Bundesliga-Stadionsprecher Julian Pecher zu Gast bei der STORYWELT
Diversität, Politik und Fußball: Eine hochexplosive Mischung von drei Themen, die unterschiedlicher nicht sein könnten. Und trotzdem wird immer wieder versucht sie unter einen Hut zu bekommen. Wie zuletzt bei der Weltmeisterschaft in Katar. Während Menschen der LGBTQ-Community dort nach wie vor verachtet werden, blicken vor allem wir Deutsche mit einer vermeintlichen moralischen Überlegenheit sehr kritisch auf die Halbinsel im mittleren Osten. Trotz Ankündigung bleiben die selbst auferlegten politischen Statements aus und auch die fußballerische Leistung lässt zu wünschen übrig. Und nun sind es die Deutschen, die mit zugehaltenen Mündern im katarischen Fernsehen parodiert werden.
„Politik ist überall, auch im Fußball“, sagt Julian Pecher in unserem Podcast STORYWELT. Der 31-jährige Julian weiß wovon er spricht. Denn neben seiner Tätigkeit als Politiker im Fürther Stadtrat ist er nicht nur Stadionsprecher beim Bundesliga-Verein SpVgg Greuther Fürth, sondern absolviert auch sein Referendariat. Im Podcast spricht er mit Podcast-Host Alban Imeri über sein Coming-Out, die Akzeptanz homosexueller Spieler in der Fußball-Bundesliga und darüber, ob Sexualität ein Thema im Lehrplan sein sollte.
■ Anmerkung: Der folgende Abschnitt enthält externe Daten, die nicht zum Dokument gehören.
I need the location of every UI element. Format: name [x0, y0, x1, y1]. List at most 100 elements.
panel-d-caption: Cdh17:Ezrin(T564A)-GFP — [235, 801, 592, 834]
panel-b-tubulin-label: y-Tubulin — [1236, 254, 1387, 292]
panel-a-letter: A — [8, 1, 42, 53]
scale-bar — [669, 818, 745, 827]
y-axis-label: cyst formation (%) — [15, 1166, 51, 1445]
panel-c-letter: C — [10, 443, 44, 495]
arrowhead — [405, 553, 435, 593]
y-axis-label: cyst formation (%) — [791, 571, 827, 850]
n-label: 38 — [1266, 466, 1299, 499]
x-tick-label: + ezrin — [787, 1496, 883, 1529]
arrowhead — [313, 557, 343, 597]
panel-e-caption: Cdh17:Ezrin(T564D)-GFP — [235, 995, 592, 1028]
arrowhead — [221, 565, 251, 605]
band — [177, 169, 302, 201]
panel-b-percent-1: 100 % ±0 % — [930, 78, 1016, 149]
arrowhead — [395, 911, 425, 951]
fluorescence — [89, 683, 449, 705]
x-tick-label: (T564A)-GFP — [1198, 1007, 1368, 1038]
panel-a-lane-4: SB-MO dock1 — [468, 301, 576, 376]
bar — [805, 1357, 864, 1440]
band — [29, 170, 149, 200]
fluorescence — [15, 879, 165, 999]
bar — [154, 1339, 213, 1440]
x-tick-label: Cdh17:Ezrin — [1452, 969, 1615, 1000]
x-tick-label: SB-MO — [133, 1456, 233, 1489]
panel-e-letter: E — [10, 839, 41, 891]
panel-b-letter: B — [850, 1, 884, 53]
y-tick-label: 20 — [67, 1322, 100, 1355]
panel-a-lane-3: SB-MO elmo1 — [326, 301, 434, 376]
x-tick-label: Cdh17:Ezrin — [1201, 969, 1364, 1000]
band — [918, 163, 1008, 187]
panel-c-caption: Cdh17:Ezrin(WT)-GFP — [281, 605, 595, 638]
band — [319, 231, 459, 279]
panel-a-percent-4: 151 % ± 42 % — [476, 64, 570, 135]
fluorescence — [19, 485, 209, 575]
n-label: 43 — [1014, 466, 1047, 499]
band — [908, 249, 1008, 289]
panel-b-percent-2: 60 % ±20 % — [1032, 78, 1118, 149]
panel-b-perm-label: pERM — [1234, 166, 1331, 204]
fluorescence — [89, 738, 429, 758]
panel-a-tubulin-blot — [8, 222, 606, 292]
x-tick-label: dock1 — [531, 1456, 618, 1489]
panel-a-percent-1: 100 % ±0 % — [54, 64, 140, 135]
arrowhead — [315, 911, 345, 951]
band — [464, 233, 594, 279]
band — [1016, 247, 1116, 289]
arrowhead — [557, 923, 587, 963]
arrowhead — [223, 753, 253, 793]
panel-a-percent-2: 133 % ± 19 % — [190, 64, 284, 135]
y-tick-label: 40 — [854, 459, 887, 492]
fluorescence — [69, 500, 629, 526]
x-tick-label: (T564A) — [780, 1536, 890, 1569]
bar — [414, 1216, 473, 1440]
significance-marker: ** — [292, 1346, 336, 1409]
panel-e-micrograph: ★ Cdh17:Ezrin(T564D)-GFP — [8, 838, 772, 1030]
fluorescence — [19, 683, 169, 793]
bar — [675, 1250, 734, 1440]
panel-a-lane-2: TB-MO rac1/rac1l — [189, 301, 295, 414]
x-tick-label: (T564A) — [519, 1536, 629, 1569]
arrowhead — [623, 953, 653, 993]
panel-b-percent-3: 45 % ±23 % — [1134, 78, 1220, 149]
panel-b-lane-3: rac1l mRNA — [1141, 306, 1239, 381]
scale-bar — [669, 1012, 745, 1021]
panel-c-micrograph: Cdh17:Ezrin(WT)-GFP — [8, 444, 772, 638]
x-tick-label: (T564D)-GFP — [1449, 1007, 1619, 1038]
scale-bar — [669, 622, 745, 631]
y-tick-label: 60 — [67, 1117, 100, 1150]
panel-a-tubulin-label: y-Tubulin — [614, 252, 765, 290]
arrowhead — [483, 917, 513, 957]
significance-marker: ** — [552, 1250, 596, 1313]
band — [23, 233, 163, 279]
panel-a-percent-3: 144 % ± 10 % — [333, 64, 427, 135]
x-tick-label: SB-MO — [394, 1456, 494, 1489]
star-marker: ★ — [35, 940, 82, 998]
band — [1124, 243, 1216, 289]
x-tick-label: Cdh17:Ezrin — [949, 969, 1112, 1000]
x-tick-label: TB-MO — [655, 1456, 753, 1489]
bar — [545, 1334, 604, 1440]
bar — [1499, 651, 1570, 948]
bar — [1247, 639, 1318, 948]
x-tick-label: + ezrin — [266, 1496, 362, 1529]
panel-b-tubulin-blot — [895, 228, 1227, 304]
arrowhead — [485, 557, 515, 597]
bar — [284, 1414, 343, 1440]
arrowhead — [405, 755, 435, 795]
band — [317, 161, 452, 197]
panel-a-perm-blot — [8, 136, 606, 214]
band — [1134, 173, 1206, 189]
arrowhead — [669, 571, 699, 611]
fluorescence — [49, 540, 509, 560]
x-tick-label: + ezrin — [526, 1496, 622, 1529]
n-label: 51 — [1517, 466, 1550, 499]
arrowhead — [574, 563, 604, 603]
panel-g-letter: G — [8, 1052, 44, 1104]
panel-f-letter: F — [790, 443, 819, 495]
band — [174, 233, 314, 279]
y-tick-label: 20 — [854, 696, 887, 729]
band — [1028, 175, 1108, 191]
„Ich habe mich geoutet. Die Reaktion? Keine!“
Schon früh wusste Julian, dass er anders ist. Im Unwissen darüber, wie der engste Kreis darauf reagieren würde, entschied er sich als junger Erwachsener schließlich dazu, sich via WhatsApp bei seinen Eltern und seinem besten Freund zu outen. Das von Angesicht zu Angesicht zu tun hätte er damals nicht übers Herz gebracht. Die Motivation dahinter sei weniger der Drang gewesen, die Sexualität mitteilen zu müssen. Viel mehr will er Vorbild sein. Ein Vorbild für all diejenigen, die sich aufgrund gesellschaftlicher Rollenbilder nicht trauen. Ein Vorbild, das er selber als Heranwachsender vermisst hat.
Homosexuell in der Bundesliga?
Als Stadionsprecher hat Julian Pecher bisher noch nie nennenswerte Anfeindungen aufgrund seiner Sexualität erhalten. Weder bei seinem Heimatverein, der SpVgg Greuther Fürth, noch von Gäste-Klubs oder Fans. Die Behauptung, dass die Bundesliga ein sicheres Umfeld für schwule Fußballer sei, die ihr Coming-Out bekannt geben möchten, will er so aber nicht unterschreiben. Und die Zahlen bestätigen das. Denn bis heute hat sich kein aktiver Bundesliga-Spieler zur Homosexualität bekannt. „Und das obwohl es rein statistisch gesehen eigentlich schon welche geben müsste“, so Julian.
WM-Boykott und Doppelmoral
Auch wenn Fußball einen großen Teil seines Lebens einnimmt, so hat sich Julian keine Minute der diesjährigen Weltmeisterschaft in Katar angesehen. Das hat er aber auch schon bei der letzten WM in Russland so gemacht. Denn auch dort war und ist die Menschenrechtslage für Homosexuelle alles andere als rosig. Einen gesellschaftlichen Zwang zu einem WM-Boykott unterstützt er trotz der Verachtung homosexueller Menschen allerdings nicht. Denn er versteht auch, dass die Leidenschaft zum Fußball vor allem für Fans überwiegt.